I did some 2700 ns MD simulation of two protein ligand complexes in Gromacs. However I kept only 0.5 nm distance between protein-surface and box edge. Is it acceptable?
You probably have a lot of minimum image violations, given that most force fields require at least 1.0 nm for most short-range cutoffs. The rule of thumb is to use that short-range cutoff as the minimum solute-box distance to avoid image violations and spurious water ordering effects. Reducing the box size to speed things up has its price...
I performed the MD simulation 100ns time period of 27 proteins. And in all systems the the distance between protein surface and box edge were kept 0.5/6 nm. The proteins are tri-domain in nature with 300-320 AA length.
I must disagree with what Richard has said. The protein's size has no bearing on the acceptable solute-box distance. With a 0.5-nm distance, a small protein will have a 1.0-nm image distance, and so too will a large protein. As you can see, the size of the protein has no bearing on this requirement. The required minimum distance is a function of the nonbonded settings used for the simulation. Now, in the case of a disordered protein or an unfolding simulation, of course a larger cutoff is needed, but the minimum image there still obeys the same requirements, only the calculation is done based on the unfolded state, not the folded state.

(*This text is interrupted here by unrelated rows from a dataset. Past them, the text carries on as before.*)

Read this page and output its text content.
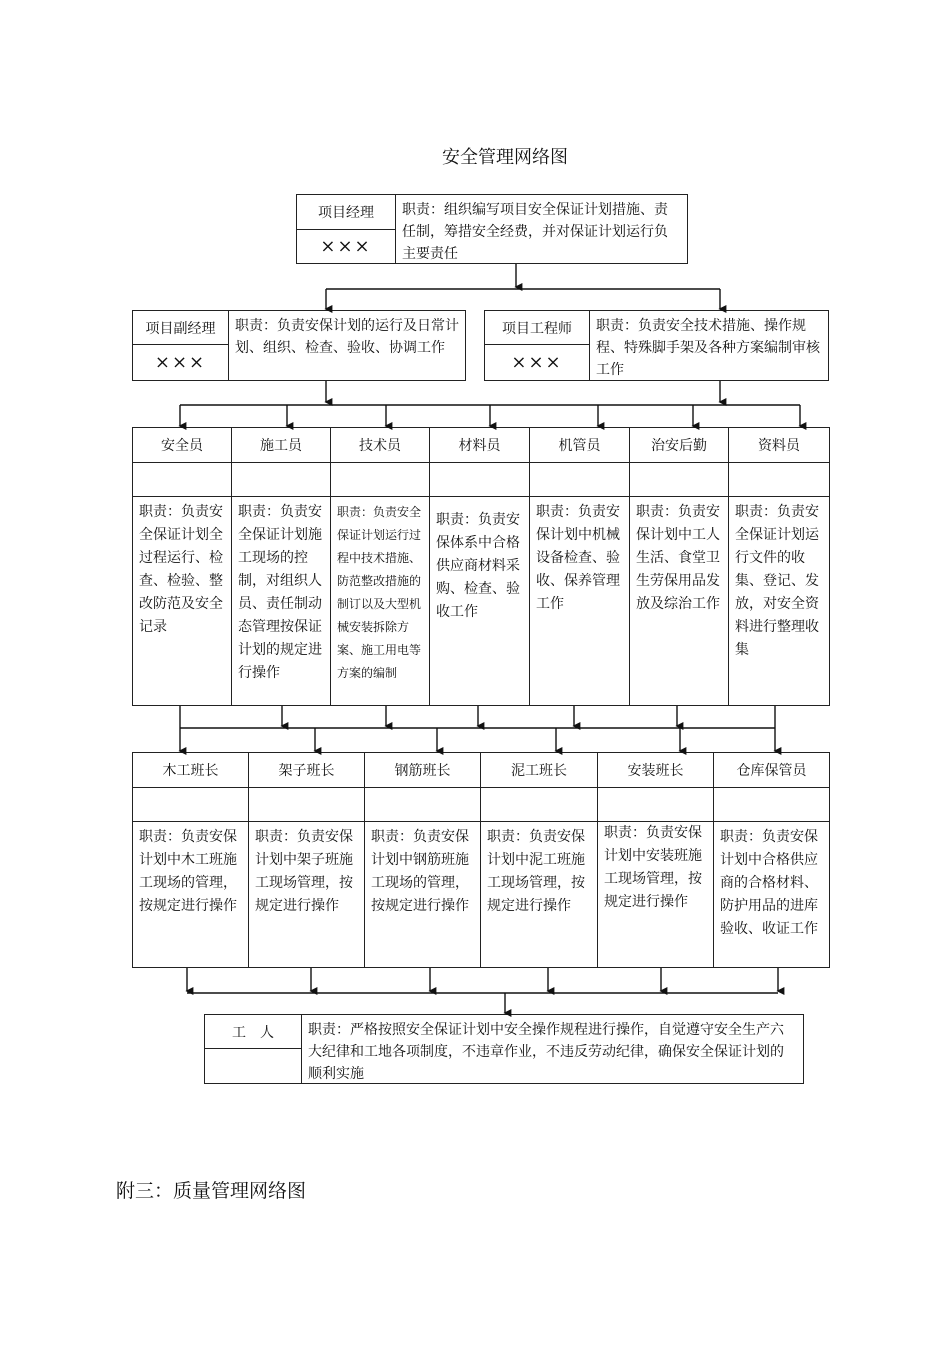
安全管理网络图
项目经理
×××
职责：组织编写项目安全保证计划措施、责任制，筹措安全经费，并对保证计划运行负主要责任
项目副经理
×××
职责：负责安保计划的运行及日常计划、组织、检查、验收、协调工作
项目工程师
×××
职责：负责安全技术措施、操作规程、特殊脚手架及各种方案编制审核工作
安全员
职责：负责安全保证计划全过程运行、检查、检验、整改防范及安全记录
施工员
职责：负责安全保证计划施工现场的控制，对组织人员、责任制动态管理按保证计划的规定进行操作
技术员
职责：负责安全保证计划运行过程中技术措施、防范整改措施的制订以及大型机械安装拆除方案、施工用电等方案的编制
材料员
职责：负责安保体系中合格供应商材料采购、检查、验收工作
机管员
职责：负责安保计划中机械设备检查、验收、保养管理工作
治安后勤
职责：负责安保计划中工人生活、食堂卫生劳保用品发放及综治工作
资料员
职责：负责安全保证计划运行文件的收集、登记、发放，对安全资料进行整理收集
木工班长
职责：负责安保计划中木工班施工现场的管理，按规定进行操作
架子班长
职责：负责安保计划中架子班施工现场管理，按规定进行操作
钢筋班长
职责：负责安保计划中钢筋班施工现场的管理，按规定进行操作
泥工班长
职责：负责安保计划中泥工班施工现场管理，按规定进行操作
安装班长
职责：负责安保计划中安装班施工现场管理，按规定进行操作
仓库保管员
职责：负责安保计划中合格供应商的合格材料、防护用品的进库验收、收证工作
工　人	职责：严格按照安全保证计划中安全操作规程进行操作，自觉遵守安全生产六大纪律和工地各项制度，不违章作业，不违反劳动纪律，确保安全保证计划的顺利实施
附三：质量管理网络图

I agree with Justin Lemkul , in case of globular, ordered proteins like the ones I'm running right now, I will not go for a 1.0 nm cutoff provided I have adequate computational facilities. Understand the things, "cutoff"s are really the limits for nb calculations etc (coulombic, vdw etc.). So, even when you are going to perform some kind of unfolding-folding simulations to explore the conformational space, you have to give a bigger cutoff. And also, you must avoid image overlap.
As far as I can remember, there's a paper published in the early days, probably in 1992 which discussed about how cutoff values affect the stability of complexes in simulation. If you really want to speed up your simulation, you have a hell lot of options.